Hinterbänkler schießen quer
Reeves gilt als angezählt, seitdem Premierminister Keir Starmer im Juli ignorierte, dass sie bei einer Fragestunde im Unterhaus Tränen vergoss. Er vermied, sich sofort uneingeschränkt hinter sie zu stellen. Kurz zuvor hatten Labour-Hinterbänkler in ihrem Haushalt fest eingeplante Kürzungen von Sozialleistungen verhindert. Das zeigte, dass die Regierung nicht dazu in der Lage ist, den ausufernden Sozialstaat einzudämmen.
Am Markt geht man davon aus, dass Großbritannien mehr Schulden als gedacht machen muss, um all die Wohltaten zu bezahlen. Denn trotz der heftigen Erhöhung von Steuern und Abgaben, mit der Reeves im Oktober vergangenen Jahres aufwartete, reichen die Einnahmen nicht. Das Wachstum stottert. Eine Reihe politischer Fehlentscheidungen treibt die Inflation nach oben.
Teufelskreis droht
Die dramatisch gestiegenen Kosten für den Schuldendienst könnten einen Teufelskreis in Gang setzen: neue Schulden machen, um Zinsen zahlen zu können. Noch ist man allerdings weit von der Situation 1976 entfernt. Damals musste der Labour-Premier James Callaghan den IWF um Hilfe bitten. Starmer ist um Schadensbegrenzung bemüht. Er entmachtet Reeves zu einem gewissen Grad, indem er ihren Stellvertreter Darren Jones, einen hochrangigen Beamten des Schatzamts und die ehemalige Notenbankerin Nemat „Minouche“ Shafik an seinen Amtssitz in 10 Downing Street holt.

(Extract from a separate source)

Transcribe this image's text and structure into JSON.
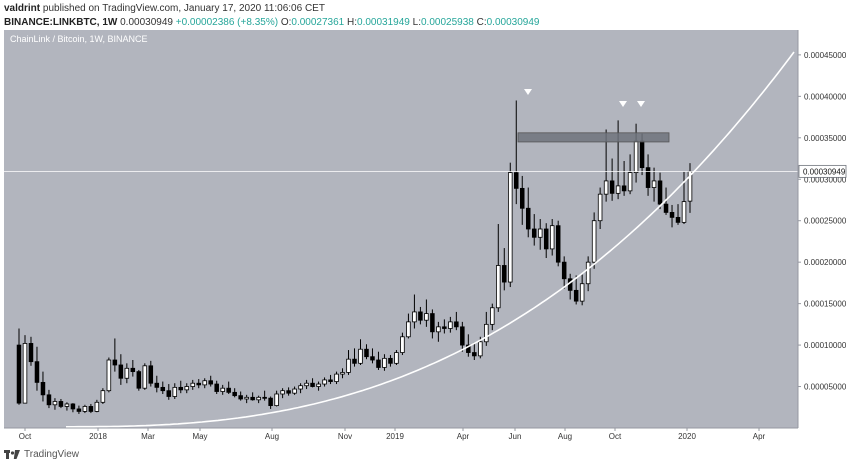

Solche Zerwürfnisse werden am Markt genau verfolgt. Sie waren in der Vergangenheit meist der Anfang vom Ende einer Regierung, egal ob es sich um den Streit zwischen Margaret Thatcher und Nigel Lawson handelte, Tony Blair und Gordon Brown oder Boris Johnson und Rishi Sunak.
Strukturelle Faktoren belasten
Es gibt noch ein paar strukturelle Faktoren, die die Renditen nach oben drücken. Der Gilt-Markt ist wesentlich kleiner als die Märkte für Staatsanleihen der EU, der Vereinigten Staaten oder Japans, obwohl das Pfund den Status einer Reservewährung hat. Er ist deshalb weniger liquide, insbesondere bei den langen Laufzeiten. Das zeigte sich vor drei Jahren, als es wegen riskanter Derivategeschäfte von Pensionsfonds nach dem „Mini-Budget“ von Kwarteng fast zur Kernschmelze kam.
Damals war die Bank of England gezwungen, Stabilisierungskäufe zu tätigen. Zuvor hatte sie mit ihrem Quantitative Tightening, dem Abverkauf des seit der Finanzkrise zur Ankurbelung der Konjunktur zusammengekauften Anleihenbergs, selbst für ein wenig Aufwärtsdruck gesorgt. Bislang hält sie daran unvermindert fest.
Keine Angst vor Staatsbankrott
Trotz dem Gerede von der Idiotenprämie sollte man eines nicht vergessen. Die Gilt-Renditen bewegen sich nahezu im Gleichschritt mit den US-Anleiherenditen. Die Korrelation liegt bei 0,9. Was in Washington geschieht, spielt eine größere Rolle als die Missgeschicke der britischen Regierung. Und die Warnungen vor einem drohenden Staatsbankrott sind, wie anderswo auch, vor allem Meinungsmache.